Este livro sem dúvida me tirou da história, aquela história que muitas vezes ameniza as violências cotidianas. Me fez pensar no que estamos fazendo e ensinando diariamente nas escolas.


Não sei se serei clara com esta informação, mas gostaria de dizer que foi muito difícil para mim, durante esse processo de leitura e escrita, resolver sair de “Nárnia”, da “Matrix”, e simplesmente ler os diversos dados que são apresentados a nós e, mais que isso, que sentimos na pele diariamente. E como foi difícil também aceitar os privilégios que obtive até então de não ter sofrido com essas questões em níveis e graus mais graves. O que dizer? Que eu passo a ser, nesse caso, a minoria de uma sociedade de mulheres. Muito doído saber que 29% de mulheres brasileiras dizem ter sofrido violência física ou sexual pelo menos uma vez na vida, sendo 16% classificados como agressões severas. E o mais impressionante: sabemos esses dados pelas mulheres que não só sofreram algum tipo de violência, mas que também denunciaram.

Quais são os impactos gerados na sociedade diante de dados como esse? Tomo a liberdade de responder através de uma citação, da página 16 do seu livro, onde se lê:

Nessa simbiose de cultura da cumplicidade e da impunidade, da dominação do poder do homem macho sobre categorias fragilizadas – principalmente mulheres, crianças e adolescentes no Brasil – desde os primórdios da época da Colonização, da triste herança histórica da escravidão, bem como das múltiplas formas de autoritarismo, encontra-se a mulher, na maioria das vezes, isolada dentro da “sagrada família”, carente de qualquer mecanismo que contribua para a contenção da violência sofrida. Resultado: ela se cala. (ROCHA, 2013 p. 16)

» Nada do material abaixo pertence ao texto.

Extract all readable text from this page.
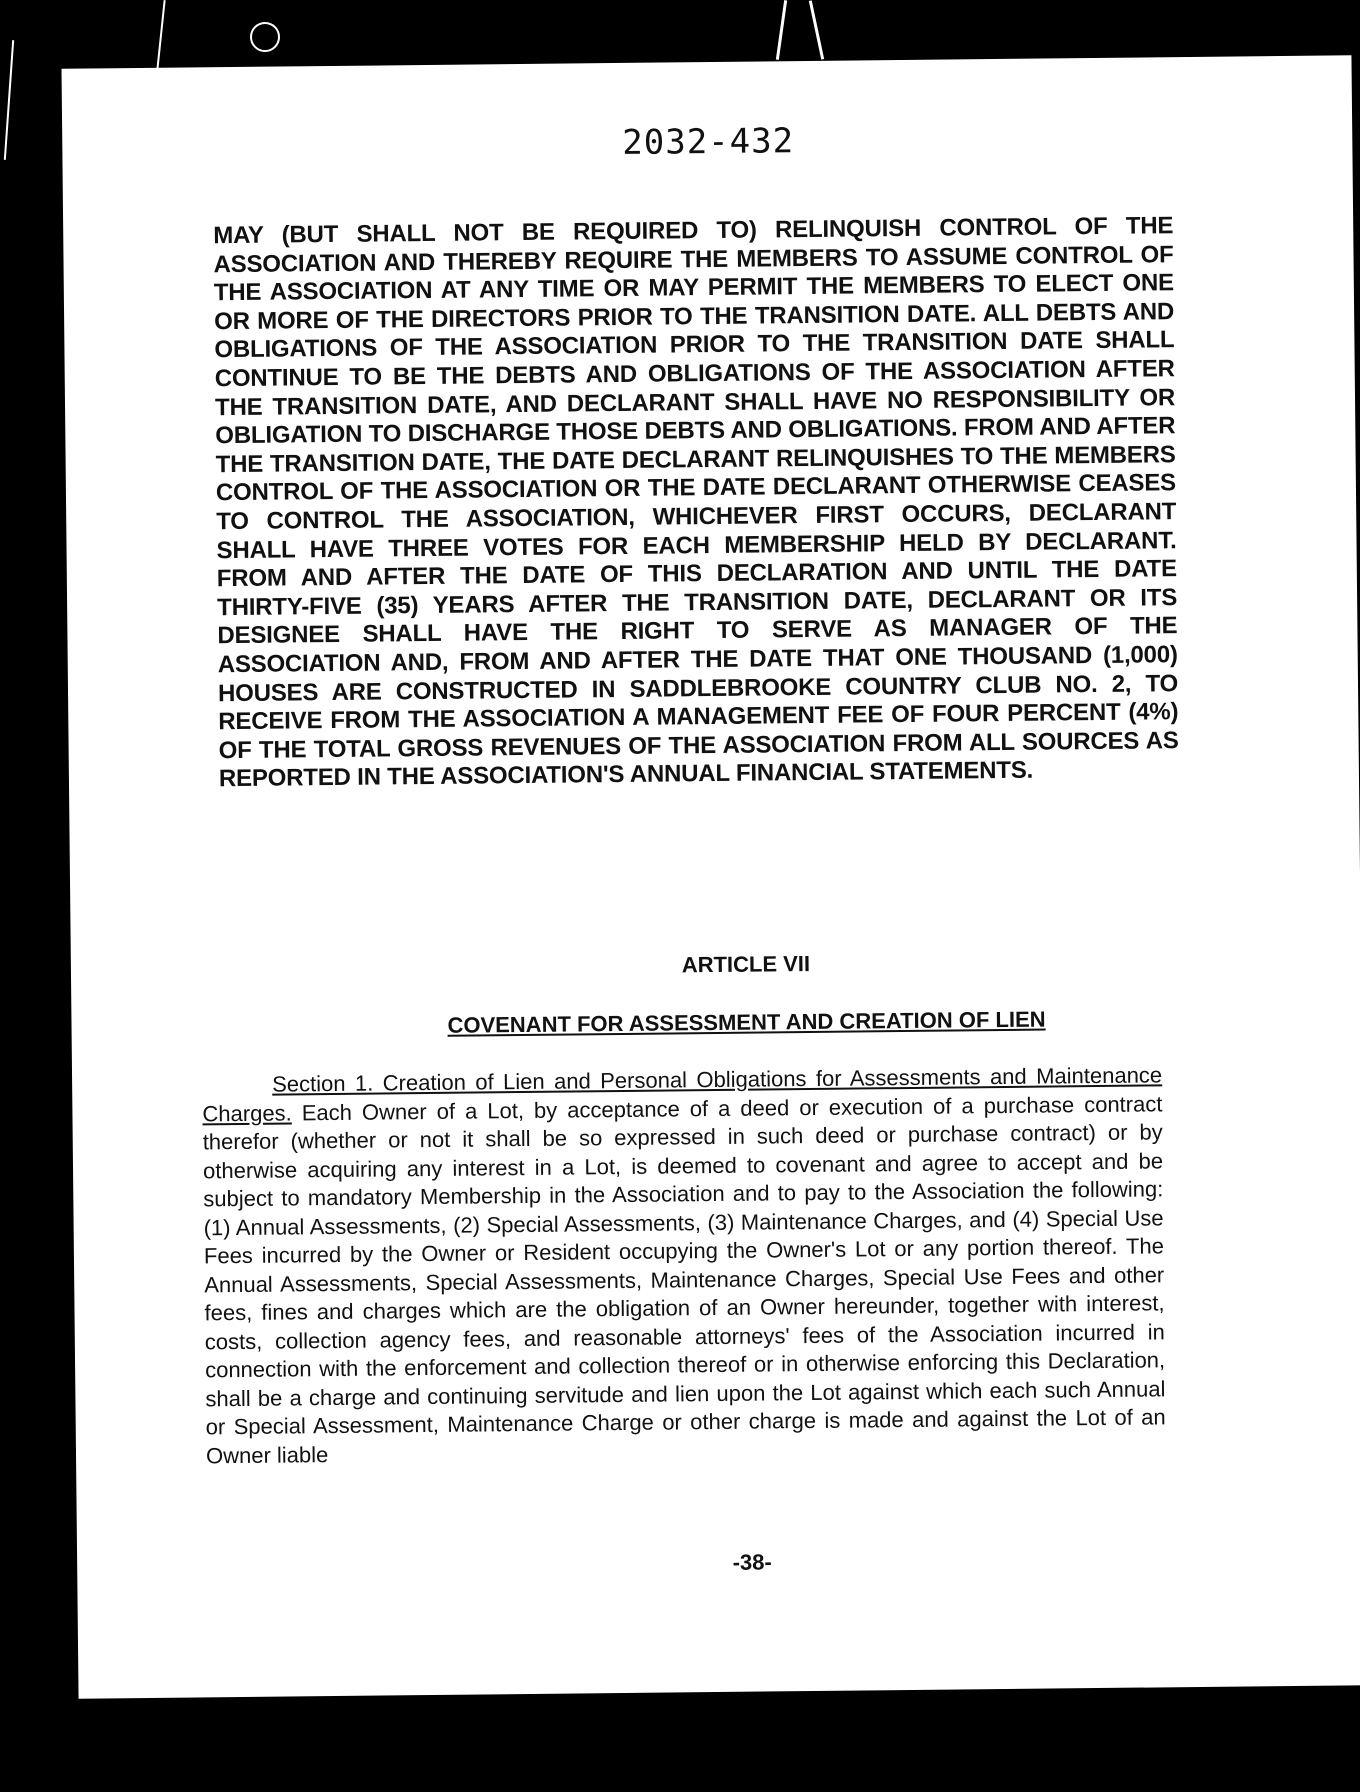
2032-432
MAY (BUT SHALL NOT BE REQUIRED TO) RELINQUISH CONTROL OF THE ASSOCIATION AND THEREBY REQUIRE THE MEMBERS TO ASSUME CONTROL OF THE ASSOCIATION AT ANY TIME OR MAY PERMIT THE MEMBERS TO ELECT ONE OR MORE OF THE DIRECTORS PRIOR TO THE TRANSITION DATE. ALL DEBTS AND OBLIGATIONS OF THE ASSOCIATION PRIOR TO THE TRANSITION DATE SHALL CONTINUE TO BE THE DEBTS AND OBLIGATIONS OF THE ASSOCIATION AFTER THE TRANSITION DATE, AND DECLARANT SHALL HAVE NO RESPONSIBILITY OR OBLIGATION TO DISCHARGE THOSE DEBTS AND OBLIGATIONS. FROM AND AFTER THE TRANSITION DATE, THE DATE DECLARANT RELINQUISHES TO THE MEMBERS CONTROL OF THE ASSOCIATION OR THE DATE DECLARANT OTHERWISE CEASES TO CONTROL THE ASSOCIATION, WHICHEVER FIRST OCCURS, DECLARANT SHALL HAVE THREE VOTES FOR EACH MEMBERSHIP HELD BY DECLARANT. FROM AND AFTER THE DATE OF THIS DECLARATION AND UNTIL THE DATE THIRTY-FIVE (35) YEARS AFTER THE TRANSITION DATE, DECLARANT OR ITS DESIGNEE SHALL HAVE THE RIGHT TO SERVE AS MANAGER OF THE ASSOCIATION AND, FROM AND AFTER THE DATE THAT ONE THOUSAND (1,000) HOUSES ARE CONSTRUCTED IN SADDLEBROOKE COUNTRY CLUB NO. 2, TO RECEIVE FROM THE ASSOCIATION A MANAGEMENT FEE OF FOUR PERCENT (4%) OF THE TOTAL GROSS REVENUES OF THE ASSOCIATION FROM ALL SOURCES AS REPORTED IN THE ASSOCIATION'S ANNUAL FINANCIAL STATEMENTS.
ARTICLE VII
COVENANT FOR ASSESSMENT AND CREATION OF LIEN
Section 1. Creation of Lien and Personal Obligations for Assessments and Maintenance Charges. Each Owner of a Lot, by acceptance of a deed or execution of a purchase contract therefor (whether or not it shall be so expressed in such deed or purchase contract) or by otherwise acquiring any interest in a Lot, is deemed to covenant and agree to accept and be subject to mandatory Membership in the Association and to pay to the Association the following: (1) Annual Assessments, (2) Special Assessments, (3) Maintenance Charges, and (4) Special Use Fees incurred by the Owner or Resident occupying the Owner's Lot or any portion thereof. The Annual Assessments, Special Assessments, Maintenance Charges, Special Use Fees and other fees, fines and charges which are the obligation of an Owner hereunder, together with interest, costs, collection agency fees, and reasonable attorneys' fees of the Association incurred in connection with the enforcement and collection thereof or in otherwise enforcing this Declaration, shall be a charge and continuing servitude and lien upon the Lot against which each such Annual or Special Assessment, Maintenance Charge or other charge is made and against the Lot of an Owner liable
-38-
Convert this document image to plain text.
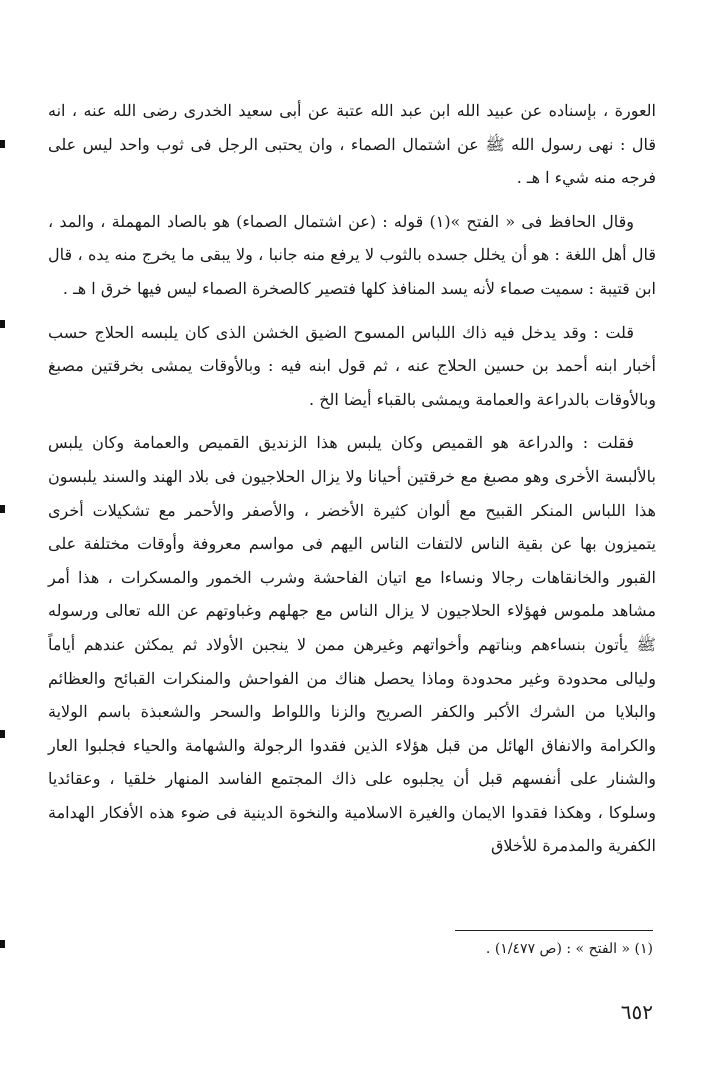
العورة ، بإسناده عن عبيد الله ابن عبد الله عتبة عن أبى سعيد الخدرى رضى الله عنه ، انه قال : نهى رسول الله ﷺ عن اشتمال الصماء ، وان يحتبى الرجل فى ثوب واحد ليس على فرجه منه شيء ا هـ .

وقال الحافظ فى « الفتح »(١) قوله : (عن اشتمال الصماء) هو بالصاد المهملة ، والمد ، قال أهل اللغة : هو أن يخلل جسده بالثوب لا يرفع منه جانبا ، ولا يبقى ما يخرج منه يده ، قال ابن قتيبة : سميت صماء لأنه يسد المنافذ كلها فتصير كالصخرة الصماء ليس فيها خرق ا هـ .

قلت : وقد يدخل فيه ذاك اللباس المسوح الضيق الخشن الذى كان يلبسه الحلاج حسب أخبار ابنه أحمد بن حسين الحلاج عنه ، ثم قول ابنه فيه : وبالأوقات يمشى بخرقتين مصبغ وبالأوقات بالدراعة والعمامة ويمشى بالقباء أيضا الخ .

فقلت : والدراعة هو القميص وكان يلبس هذا الزنديق القميص والعمامة وكان يلبس بالألبسة الأخرى وهو مصبغ مع خرقتين أحيانا ولا يزال الحلاجيون فى بلاد الهند والسند يلبسون هذا اللباس المنكر القبيح مع ألوان كثيرة الأخضر ، والأصفر والأحمر مع تشكيلات أخرى يتميزون بها عن بقية الناس لالتفات الناس اليهم فى مواسم معروفة وأوقات مختلفة على القبور والخانقاهات رجالا ونساءا مع اتيان الفاحشة وشرب الخمور والمسكرات ، هذا أمر مشاهد ملموس فهؤلاء الحلاجيون لا يزال الناس مع جهلهم وغباوتهم عن الله تعالى ورسوله ﷺ يأتون بنساءهم وبناتهم وأخواتهم وغيرهن ممن لا ينجبن الأولاد ثم يمكثن عندهم أياماً وليالى محدودة وغير محدودة وماذا يحصل هناك من الفواحش والمنكرات القبائح والعظائم والبلايا من الشرك الأكبر والكفر الصريح والزنا واللواط والسحر والشعبذة باسم الولاية والكرامة والانفاق الهائل من قبل هؤلاء الذين فقدوا الرجولة والشهامة والحياء فجلبوا العار والشنار على أنفسهم قبل أن يجلبوه على ذاك المجتمع الفاسد المنهار خلقيا ، وعقائديا وسلوكا ، وهكذا فقدوا الايمان والغيرة الاسلامية والنخوة الدينية فى ضوء هذه الأفكار الهدامة الكفرية والمدمرة للأخلاق

(١) « الفتح » : (ص ١/٤٧٧) .
٦٥٢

DEVEMOS, PORTANTO, NOS TORNAR AQUILO QUE DESEJAMOS DE NÓS, E NÃO O QUE A SOCIEDADE DESEJA DE NOSSOS CORPOS, NOSSAS REFLEXÕES, NOSSA LIBERDADE DE EXPRESSÃO. Quebremos essa força de cultura! Ao menos, graças à lei Maria da Penha os homens podem ser condenados e presos, e não “fadados” a apenas doar cestas básicas. Como é pesado ser mulher no Brasil, e como é ainda mais pesado ser mulher negra no Brasil. Todos sofremos com esse peso da sociedade machista, inclusive os que oprimem.


Não sei como começar, mas o início já se torna esse desabafo. Agradeço imensamente por esse contato. Obrigada, obrigada e muito obrigada por despertarem uma comunicação sincera, verdadeira e passional. Era o que eu precisava para iniciar a percepção de minha força interna no intuito de externaliza-la. Vocês não necessariamente entregam uma conclusão fechada, justamente por apresentarem uma variedade de artigos, mas isso que na minha opinião se fez importante: vocês dão exatamente aquilo de que tanto falamos: liberdade de buscar e de escolha. Assim pude, através da minha análise de interesses, formar opinião com relação às questões da violência de Gênero. A começar pelos temas que mais me instigaram. Quero, com isso, estar cada dia mais engajada com o tema e com as questões nos enfrentamentos diários. Mais uma vez meu muito obrigada. Desejo sempre abertura de caminhos e pensamentos, assim como vocês o fizeram com minha dança e minha formação.